Dexter Muller
Senior Vice President for Community Development of the Greater Memphis Chamber
Dexter Muller is senior vice president for community development of the Greater Memphis Chamber. Muller is responsible for infrastructure development, the Memphis Regional Logistics Council, community development, public policy, work force development, and business continuity planning for the Memphis business community. Before joining the chamber nine years ago, Muller served as director of planning and development for Memphis and Shelby County, Tenn., including overseeing transportation planning and economic development.
Question:
Norfolk Southern is planning to construct a major intermodal terminal in Fayette County, Tenn., adjacent to Memphis, as part of its Crescent Corridor rail network. How do you think the Memphis region will benefit from the new intermodal facility and the improved rail corridor?
Answer:
Over its history, Memphis’ transportation system has evolved from river, to rail, to road, to air, and Memphis now is one of the few cities in the United States that offers a truly quadramodal system.

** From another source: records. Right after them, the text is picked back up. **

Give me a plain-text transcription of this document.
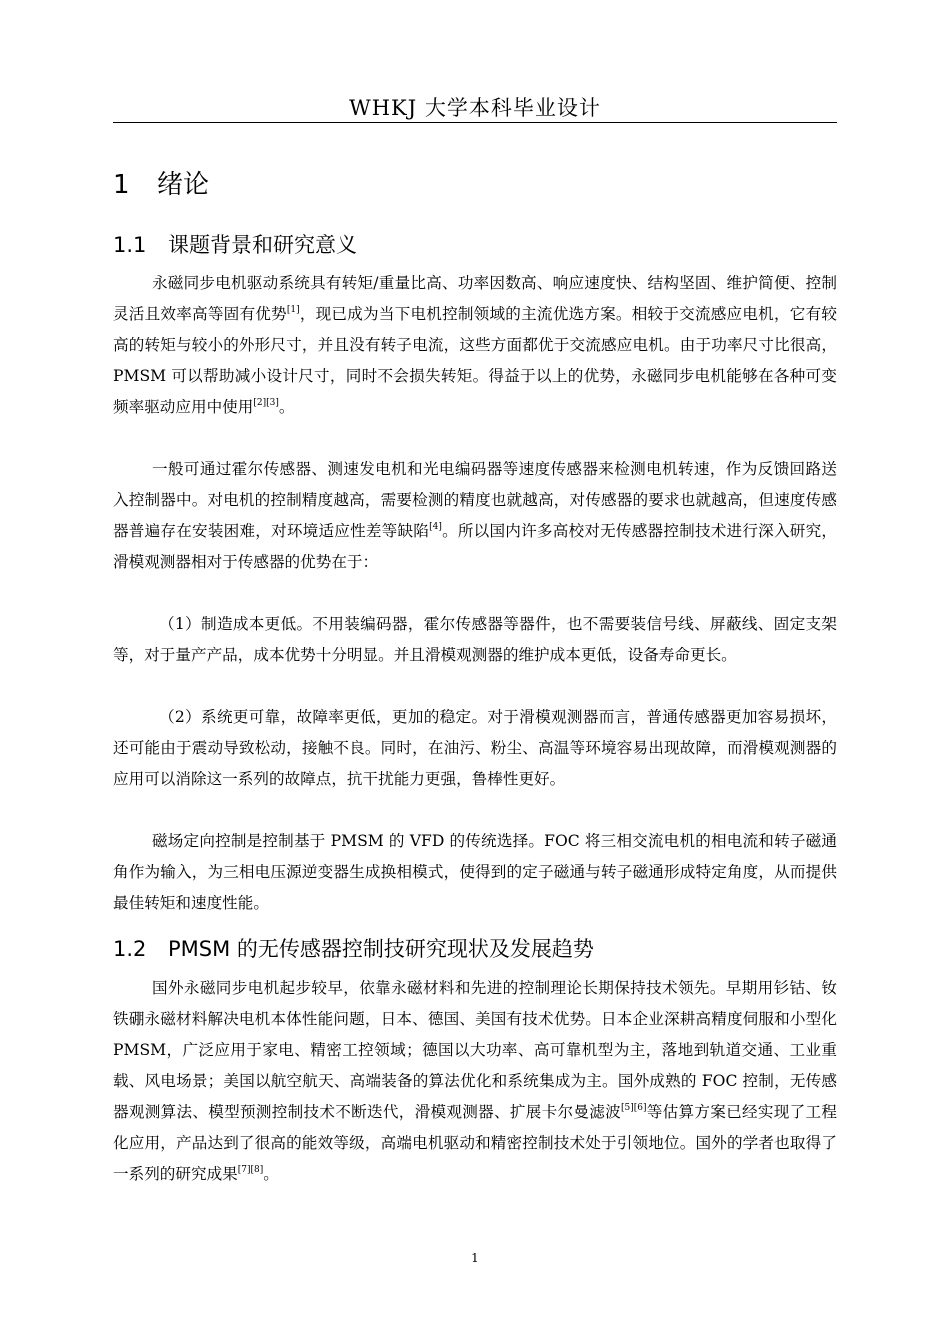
WHKJ 大学本科毕业设计
1 绪论
1.1 课题背景和研究意义

永磁同步电机驱动系统具有转矩/重量比高、功率因数高、响应速度快、结构坚固、维护简便、控制灵活且效率高等固有优势[1]，现已成为当下电机控制领域的主流优选方案。相较于交流感应电机，它有较高的转矩与较小的外形尺寸，并且没有转子电流，这些方面都优于交流感应电机。由于功率尺寸比很高，PMSM 可以帮助减小设计尺寸，同时不会损失转矩。得益于以上的优势，永磁同步电机能够在各种可变频率驱动应用中使用[2][3]。

一般可通过霍尔传感器、测速发电机和光电编码器等速度传感器来检测电机转速，作为反馈回路送入控制器中。对电机的控制精度越高，需要检测的精度也就越高，对传感器的要求也就越高，但速度传感器普遍存在安装困难，对环境适应性差等缺陷[4]。所以国内许多高校对无传感器控制技术进行深入研究，滑模观测器相对于传感器的优势在于：

（1）制造成本更低。不用装编码器，霍尔传感器等器件，也不需要装信号线、屏蔽线、固定支架等，对于量产产品，成本优势十分明显。并且滑模观测器的维护成本更低，设备寿命更长。

（2）系统更可靠，故障率更低，更加的稳定。对于滑模观测器而言，普通传感器更加容易损坏，还可能由于震动导致松动，接触不良。同时，在油污、粉尘、高温等环境容易出现故障，而滑模观测器的应用可以消除这一系列的故障点，抗干扰能力更强，鲁棒性更好。

磁场定向控制是控制基于 PMSM 的 VFD 的传统选择。FOC 将三相交流电机的相电流和转子磁通角作为输入，为三相电压源逆变器生成换相模式，使得到的定子磁通与转子磁通形成特定角度，从而提供最佳转矩和速度性能。

1.2 PMSM 的无传感器控制技研究现状及发展趋势

国外永磁同步电机起步较早，依靠永磁材料和先进的控制理论长期保持技术领先。早期用钐钴、钕铁硼永磁材料解决电机本体性能问题，日本、德国、美国有技术优势。日本企业深耕高精度伺服和小型化 PMSM，广泛应用于家电、精密工控领域；德国以大功率、高可靠机型为主，落地到轨道交通、工业重载、风电场景；美国以航空航天、高端装备的算法优化和系统集成为主。国外成熟的 FOC 控制，无传感器观测算法、模型预测控制技术不断迭代，滑模观测器、扩展卡尔曼滤波[5][6]等估算方案已经实现了工程化应用，产品达到了很高的能效等级，高端电机驱动和精密控制技术处于引领地位。国外的学者也取得了一系列的研究成果[7][8]。

1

For the last 10 years, as manufacturing has shifted to Asia, we’ve started to see rail emerge again as a strong alternative, with finished goods shipped into U.S. ports and then moved across the country in intermodal containers. We consider the Crescent Corridor an essential component of our economic development strategy. We’ve worked hard with the railroad to come up with a plan that I think can change the distribution of commercial goods in the eastern part of the United States.
Memphis has about 50 companies that have more than a half-million square feet of warehouse space and a total of over 150 million square feet, so this is a huge sector of our economy. With the Crescent Corridor, we’ll have a new intermodal yard that that will give distribution facilities a faster connection to markets in Pennsylvania and New Jersey that will be in close competition with the time and quality of service offered by trucks. That’s something we’ve never been able to say before, and will be an important driver for economic development.
There are more than 1,000 acres in proximity to the site of the new intermodal facility that will be developed into a private industrial park. That’s enough acreage to house approximately 20 million square feet of warehousing and distribution space. Obviously, it would take years to absorb that kind of footage at one site in the region, but it shows the potential. The rail terminal is being built in an area that has a fairly high unemployment rate, and this is one of the first real significant economic development projects for those communities. They need the jobs, the capital investment, and the tax base. This project is going to contribute to the economy of west Tennessee and north Mississippi as well, so it’s a bi-state impact.
In addition to the regional benefits, the Crescent Corridor is important for the country. Railroads are a very prominent part of the solution to reducing greenhouse gas emissions. Shipping goods by rail is more fuel-efficient and less polluting than by truck, so use of the rail corridor can help companies reduce their carbon footprint across their supply chain and help cities along the route comply with federal air quality standards.
Along with that, the National Surface Transportation Policy and Revenue Study Commission has concluded that the interstate highway system cannot be expanded to accommodate the amount of growth in vehicle miles and freight movements that we’re going to need as a nation. It’s essential to have rail fill that gap.
The objective of the Crescent Corridor is to take a million long-haul trucks off the interstates between the Southeast and Northeast markets. In the short run, that will help reduce congestion and improve air quality. Longer term, it also will improve the prospects of not having to try to add more lanes on to the interstates, which, given our national budget issues, probably will not get done.